[petsc-dev] many subdomains per process

Sun Feb 7 17:01:20 CST 2010

   It doesn't know in advance how many entries there will be in the IS  
that defines the larger overlap; hence it allocates Mbs space (the  
TOTAL number of block rows in the ENTIRE matrix) for EACH IS. It has  
to allocate PetscInt for each rows/columns collected plus a bit array  
to cheaply check if one has already been collected. This is true to  
AIJ and BAIJ matrices.

When there are a lot of IS or a large Mbs this is troublesome.

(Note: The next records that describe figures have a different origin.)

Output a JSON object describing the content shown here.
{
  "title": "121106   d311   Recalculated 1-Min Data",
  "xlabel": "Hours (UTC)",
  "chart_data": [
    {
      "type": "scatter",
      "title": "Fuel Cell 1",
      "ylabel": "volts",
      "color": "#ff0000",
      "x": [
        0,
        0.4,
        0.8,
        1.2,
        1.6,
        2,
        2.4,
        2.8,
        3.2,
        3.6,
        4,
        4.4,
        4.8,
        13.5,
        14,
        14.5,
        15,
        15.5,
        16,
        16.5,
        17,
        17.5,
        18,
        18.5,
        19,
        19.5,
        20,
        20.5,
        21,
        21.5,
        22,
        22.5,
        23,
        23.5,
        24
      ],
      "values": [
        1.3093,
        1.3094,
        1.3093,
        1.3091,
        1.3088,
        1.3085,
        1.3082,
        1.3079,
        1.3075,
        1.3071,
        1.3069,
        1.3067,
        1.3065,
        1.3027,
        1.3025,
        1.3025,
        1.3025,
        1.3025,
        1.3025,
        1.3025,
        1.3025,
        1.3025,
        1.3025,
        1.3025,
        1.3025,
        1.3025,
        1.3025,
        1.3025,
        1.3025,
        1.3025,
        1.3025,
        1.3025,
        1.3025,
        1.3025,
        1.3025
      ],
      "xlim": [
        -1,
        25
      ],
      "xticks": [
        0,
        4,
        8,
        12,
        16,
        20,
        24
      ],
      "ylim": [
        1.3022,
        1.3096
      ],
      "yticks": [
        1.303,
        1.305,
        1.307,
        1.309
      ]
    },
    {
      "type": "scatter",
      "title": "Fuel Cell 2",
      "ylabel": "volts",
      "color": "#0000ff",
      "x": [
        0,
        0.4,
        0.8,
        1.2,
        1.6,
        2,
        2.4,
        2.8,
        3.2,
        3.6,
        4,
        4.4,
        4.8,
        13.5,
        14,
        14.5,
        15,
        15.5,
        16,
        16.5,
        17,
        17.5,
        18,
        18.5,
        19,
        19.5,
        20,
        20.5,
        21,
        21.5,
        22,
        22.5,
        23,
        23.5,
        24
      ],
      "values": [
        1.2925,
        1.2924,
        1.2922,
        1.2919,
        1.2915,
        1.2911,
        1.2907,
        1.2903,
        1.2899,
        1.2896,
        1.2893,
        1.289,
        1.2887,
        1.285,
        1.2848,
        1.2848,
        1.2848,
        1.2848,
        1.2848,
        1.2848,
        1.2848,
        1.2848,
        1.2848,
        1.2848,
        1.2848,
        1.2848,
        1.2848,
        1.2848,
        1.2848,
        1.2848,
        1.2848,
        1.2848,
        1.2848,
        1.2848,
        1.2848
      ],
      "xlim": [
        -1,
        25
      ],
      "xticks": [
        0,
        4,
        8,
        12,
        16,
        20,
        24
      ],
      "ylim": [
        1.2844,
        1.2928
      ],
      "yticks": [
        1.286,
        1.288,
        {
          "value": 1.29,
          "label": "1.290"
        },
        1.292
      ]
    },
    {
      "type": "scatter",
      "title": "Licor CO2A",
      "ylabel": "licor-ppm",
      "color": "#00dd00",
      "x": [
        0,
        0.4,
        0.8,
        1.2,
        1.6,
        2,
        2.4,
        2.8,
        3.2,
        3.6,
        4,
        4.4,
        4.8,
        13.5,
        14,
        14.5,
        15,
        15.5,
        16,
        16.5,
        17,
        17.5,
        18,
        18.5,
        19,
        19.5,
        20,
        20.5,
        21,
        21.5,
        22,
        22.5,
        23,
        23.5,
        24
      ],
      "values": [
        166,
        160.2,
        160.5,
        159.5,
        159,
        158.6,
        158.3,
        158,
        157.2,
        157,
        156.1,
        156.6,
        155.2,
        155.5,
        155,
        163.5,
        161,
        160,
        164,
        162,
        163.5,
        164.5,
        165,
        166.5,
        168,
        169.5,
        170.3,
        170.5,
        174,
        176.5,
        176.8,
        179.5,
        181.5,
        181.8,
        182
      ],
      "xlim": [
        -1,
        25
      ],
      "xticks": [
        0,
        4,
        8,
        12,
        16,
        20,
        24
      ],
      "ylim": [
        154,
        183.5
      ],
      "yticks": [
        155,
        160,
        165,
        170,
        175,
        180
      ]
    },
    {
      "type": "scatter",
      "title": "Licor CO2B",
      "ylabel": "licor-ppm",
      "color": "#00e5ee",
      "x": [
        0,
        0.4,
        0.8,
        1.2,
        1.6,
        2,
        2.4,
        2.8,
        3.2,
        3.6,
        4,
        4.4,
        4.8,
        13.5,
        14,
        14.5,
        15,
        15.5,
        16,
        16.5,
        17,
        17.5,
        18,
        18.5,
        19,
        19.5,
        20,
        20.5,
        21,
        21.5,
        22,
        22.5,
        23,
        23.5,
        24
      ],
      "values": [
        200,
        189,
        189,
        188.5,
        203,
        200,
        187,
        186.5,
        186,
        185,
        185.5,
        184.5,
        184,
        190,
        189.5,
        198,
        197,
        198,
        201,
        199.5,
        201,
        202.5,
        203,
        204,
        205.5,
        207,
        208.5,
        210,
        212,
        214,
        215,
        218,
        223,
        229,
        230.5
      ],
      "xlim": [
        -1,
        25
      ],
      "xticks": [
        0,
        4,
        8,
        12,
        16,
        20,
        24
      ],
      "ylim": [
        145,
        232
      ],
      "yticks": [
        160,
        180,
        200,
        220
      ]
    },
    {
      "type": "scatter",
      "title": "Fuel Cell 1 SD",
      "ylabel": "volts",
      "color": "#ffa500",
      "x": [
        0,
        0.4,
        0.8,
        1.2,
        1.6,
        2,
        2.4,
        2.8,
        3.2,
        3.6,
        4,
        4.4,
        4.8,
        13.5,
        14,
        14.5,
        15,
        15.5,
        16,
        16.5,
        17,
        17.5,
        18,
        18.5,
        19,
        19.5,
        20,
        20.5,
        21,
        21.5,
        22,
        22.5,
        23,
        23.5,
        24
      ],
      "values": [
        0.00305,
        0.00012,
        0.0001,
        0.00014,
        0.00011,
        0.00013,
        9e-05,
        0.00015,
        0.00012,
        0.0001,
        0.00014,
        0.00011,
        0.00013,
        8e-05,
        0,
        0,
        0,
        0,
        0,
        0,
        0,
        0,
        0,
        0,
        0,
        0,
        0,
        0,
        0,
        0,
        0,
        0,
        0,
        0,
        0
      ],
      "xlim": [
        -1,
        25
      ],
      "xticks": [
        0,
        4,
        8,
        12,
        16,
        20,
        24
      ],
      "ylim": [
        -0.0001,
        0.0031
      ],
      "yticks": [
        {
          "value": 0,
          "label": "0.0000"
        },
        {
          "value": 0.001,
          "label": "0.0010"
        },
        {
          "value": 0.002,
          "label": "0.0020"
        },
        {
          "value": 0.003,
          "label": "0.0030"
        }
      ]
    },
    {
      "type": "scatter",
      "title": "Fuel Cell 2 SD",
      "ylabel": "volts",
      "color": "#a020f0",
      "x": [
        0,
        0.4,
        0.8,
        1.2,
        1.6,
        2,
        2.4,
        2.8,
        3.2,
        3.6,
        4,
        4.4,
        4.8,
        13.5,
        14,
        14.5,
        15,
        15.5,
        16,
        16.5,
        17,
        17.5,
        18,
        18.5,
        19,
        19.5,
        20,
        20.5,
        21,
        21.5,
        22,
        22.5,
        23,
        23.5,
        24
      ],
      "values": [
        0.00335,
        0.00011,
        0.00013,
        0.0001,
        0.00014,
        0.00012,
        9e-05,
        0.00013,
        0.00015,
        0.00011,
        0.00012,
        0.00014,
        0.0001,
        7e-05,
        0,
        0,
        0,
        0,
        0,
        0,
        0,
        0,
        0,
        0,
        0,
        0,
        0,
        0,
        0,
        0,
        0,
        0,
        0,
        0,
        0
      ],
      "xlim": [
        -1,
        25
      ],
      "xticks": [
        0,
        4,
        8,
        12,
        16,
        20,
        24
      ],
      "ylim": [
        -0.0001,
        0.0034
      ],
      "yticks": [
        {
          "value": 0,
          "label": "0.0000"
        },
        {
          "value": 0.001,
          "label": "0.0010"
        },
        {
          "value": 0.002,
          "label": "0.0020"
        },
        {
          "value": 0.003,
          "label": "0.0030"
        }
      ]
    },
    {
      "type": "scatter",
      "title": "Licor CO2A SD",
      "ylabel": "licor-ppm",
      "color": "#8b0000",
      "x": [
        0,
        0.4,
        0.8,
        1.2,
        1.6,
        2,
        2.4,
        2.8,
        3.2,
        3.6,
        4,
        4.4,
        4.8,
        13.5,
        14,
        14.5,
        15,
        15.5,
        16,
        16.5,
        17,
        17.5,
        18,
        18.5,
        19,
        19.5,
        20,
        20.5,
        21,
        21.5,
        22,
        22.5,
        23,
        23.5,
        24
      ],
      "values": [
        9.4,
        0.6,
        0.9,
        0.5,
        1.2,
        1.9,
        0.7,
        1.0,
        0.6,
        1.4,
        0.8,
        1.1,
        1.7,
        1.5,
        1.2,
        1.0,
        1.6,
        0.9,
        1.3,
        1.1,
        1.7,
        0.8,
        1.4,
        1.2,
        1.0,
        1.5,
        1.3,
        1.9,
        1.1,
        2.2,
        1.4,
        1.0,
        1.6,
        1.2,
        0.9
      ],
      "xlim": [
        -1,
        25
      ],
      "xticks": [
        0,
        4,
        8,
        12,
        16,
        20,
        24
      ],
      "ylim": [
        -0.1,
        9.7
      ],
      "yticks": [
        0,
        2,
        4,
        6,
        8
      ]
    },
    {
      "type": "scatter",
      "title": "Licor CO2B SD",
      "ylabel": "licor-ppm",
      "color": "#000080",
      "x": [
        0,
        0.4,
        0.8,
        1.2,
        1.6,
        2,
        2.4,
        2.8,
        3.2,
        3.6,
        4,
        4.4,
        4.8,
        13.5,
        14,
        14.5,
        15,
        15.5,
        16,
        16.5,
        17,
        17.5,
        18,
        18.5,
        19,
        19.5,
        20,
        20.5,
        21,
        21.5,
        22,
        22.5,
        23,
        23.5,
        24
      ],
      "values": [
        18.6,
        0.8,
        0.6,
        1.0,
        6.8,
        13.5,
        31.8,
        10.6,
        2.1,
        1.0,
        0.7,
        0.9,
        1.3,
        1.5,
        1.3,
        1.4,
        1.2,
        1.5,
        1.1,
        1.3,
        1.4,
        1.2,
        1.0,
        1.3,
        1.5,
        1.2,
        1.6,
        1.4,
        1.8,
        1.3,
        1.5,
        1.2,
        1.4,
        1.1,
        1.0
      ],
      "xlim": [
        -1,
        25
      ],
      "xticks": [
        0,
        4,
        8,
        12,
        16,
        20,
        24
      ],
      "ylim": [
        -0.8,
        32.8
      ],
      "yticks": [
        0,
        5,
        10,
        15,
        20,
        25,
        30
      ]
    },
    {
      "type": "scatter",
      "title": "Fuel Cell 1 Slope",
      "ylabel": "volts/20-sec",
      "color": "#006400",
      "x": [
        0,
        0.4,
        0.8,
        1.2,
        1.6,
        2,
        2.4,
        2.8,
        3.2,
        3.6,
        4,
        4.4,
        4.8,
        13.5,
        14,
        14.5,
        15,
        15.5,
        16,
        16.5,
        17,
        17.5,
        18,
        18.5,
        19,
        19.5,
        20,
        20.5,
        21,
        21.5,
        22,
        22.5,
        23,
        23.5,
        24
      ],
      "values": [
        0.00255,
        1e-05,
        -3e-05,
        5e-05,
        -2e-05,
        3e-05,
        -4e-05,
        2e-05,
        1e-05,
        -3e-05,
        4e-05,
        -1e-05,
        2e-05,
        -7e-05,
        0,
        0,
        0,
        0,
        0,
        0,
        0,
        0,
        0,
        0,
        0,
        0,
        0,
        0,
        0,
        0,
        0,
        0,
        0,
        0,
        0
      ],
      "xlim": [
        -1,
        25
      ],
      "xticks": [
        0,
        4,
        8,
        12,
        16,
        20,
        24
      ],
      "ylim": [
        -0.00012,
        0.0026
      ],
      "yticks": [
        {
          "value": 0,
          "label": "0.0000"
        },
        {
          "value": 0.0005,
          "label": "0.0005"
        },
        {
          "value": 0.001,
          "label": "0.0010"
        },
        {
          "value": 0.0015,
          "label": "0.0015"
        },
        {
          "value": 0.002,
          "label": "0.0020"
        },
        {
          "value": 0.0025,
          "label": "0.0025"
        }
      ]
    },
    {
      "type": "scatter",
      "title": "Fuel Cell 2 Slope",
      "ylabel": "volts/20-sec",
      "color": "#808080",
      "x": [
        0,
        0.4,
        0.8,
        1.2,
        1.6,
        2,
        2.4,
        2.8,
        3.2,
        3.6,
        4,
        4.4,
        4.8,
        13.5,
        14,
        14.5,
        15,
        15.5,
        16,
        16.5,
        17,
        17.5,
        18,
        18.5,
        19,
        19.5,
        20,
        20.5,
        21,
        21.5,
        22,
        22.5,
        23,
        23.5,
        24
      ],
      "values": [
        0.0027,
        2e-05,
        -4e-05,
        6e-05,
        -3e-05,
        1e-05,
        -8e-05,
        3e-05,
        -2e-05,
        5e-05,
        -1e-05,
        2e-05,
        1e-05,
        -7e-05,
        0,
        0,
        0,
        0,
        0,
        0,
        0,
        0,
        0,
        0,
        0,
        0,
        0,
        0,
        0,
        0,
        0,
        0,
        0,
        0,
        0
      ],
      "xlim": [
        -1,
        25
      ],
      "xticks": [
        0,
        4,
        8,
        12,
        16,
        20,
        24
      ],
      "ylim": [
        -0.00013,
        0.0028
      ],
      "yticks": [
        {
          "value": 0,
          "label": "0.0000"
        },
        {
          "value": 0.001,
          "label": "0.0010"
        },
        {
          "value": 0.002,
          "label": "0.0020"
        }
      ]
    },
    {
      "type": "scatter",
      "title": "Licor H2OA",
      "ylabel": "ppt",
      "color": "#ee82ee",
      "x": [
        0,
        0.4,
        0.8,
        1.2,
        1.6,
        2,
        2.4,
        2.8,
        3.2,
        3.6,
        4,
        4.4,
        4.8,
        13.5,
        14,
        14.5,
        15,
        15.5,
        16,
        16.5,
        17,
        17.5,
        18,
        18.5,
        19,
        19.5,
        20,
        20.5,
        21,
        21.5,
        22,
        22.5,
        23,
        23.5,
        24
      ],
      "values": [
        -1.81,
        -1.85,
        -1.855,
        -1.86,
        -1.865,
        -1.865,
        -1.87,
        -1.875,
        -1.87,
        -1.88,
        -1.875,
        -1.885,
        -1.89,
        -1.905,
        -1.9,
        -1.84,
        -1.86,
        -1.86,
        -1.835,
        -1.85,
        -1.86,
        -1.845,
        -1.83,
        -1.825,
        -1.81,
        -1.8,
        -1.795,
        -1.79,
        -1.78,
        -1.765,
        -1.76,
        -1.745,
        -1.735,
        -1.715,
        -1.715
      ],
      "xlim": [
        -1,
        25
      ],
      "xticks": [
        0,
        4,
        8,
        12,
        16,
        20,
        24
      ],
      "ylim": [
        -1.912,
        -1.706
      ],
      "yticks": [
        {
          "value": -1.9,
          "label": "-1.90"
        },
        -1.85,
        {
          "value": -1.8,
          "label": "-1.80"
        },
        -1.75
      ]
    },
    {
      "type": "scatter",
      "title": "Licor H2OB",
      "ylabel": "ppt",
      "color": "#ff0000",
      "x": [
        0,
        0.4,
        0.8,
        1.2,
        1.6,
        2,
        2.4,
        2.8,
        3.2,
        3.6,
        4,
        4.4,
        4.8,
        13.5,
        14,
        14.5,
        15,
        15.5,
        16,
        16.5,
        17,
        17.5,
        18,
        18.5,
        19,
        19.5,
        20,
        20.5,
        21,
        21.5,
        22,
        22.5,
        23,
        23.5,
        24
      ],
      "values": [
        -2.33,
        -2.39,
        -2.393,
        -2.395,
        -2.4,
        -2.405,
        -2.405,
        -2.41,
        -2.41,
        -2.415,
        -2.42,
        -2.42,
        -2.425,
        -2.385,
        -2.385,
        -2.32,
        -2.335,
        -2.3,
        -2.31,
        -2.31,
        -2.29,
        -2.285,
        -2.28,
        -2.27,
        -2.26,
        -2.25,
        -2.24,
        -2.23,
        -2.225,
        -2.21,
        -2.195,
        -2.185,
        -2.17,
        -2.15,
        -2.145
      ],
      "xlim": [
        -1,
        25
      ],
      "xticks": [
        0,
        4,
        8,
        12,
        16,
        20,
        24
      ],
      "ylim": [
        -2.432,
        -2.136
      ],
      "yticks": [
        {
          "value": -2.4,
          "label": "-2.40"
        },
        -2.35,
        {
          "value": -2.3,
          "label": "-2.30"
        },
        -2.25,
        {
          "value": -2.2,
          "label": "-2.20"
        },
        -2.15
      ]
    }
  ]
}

    If we go through the process twice we could count the number of  
entires for each the first time and then allocated the correct space.  
This would change the memory usage from 33 (or 65) bits *# IS * Mbs to  
1 bit * # IS *Mbs. We could replace the bit array with a dynamic hash  
table to get rid of the dependence on Mbs.

   But if you really want thousands of subdomains per process we may  
want a completely different model because we don't really want to be  
allocating thousands of tiny IS.

   We could also do a small number of IS each time and loop over the  
bunches of IS. Doesn't make it scalable but might be good enough for  
basic tests.

    Barry

On Feb 7, 2010, at 10:38 AM, Jed Brown wrote:

> On Sat, 6 Feb 2010 19:39:30 -0600, Barry Smith <bsmith at mcs.anl.gov>  
> wrote:
>>
>>    You could try running with -malloc_log to see where all the memory
>> is being malloced by PETSc.
>
> baijov.c:182
>
>    ierr = PetscMalloc((imax)*(sizeof(PetscBT) + sizeof(PetscInt*)+  
> sizeof(PetscInt)) +
>      (Mbs)*imax*sizeof(PetscInt)  + (Mbs/PETSC_BITS_PER_BYTE 
> +1)*imax*sizeof(char),&table);CHKERRQ(ierr);
>
> This involves Mbs*imax which is the number of nodes per process times
> the number of subdomains per process.  I haven't investigated how
> difficult it would be to make this scalable.
>
> Jed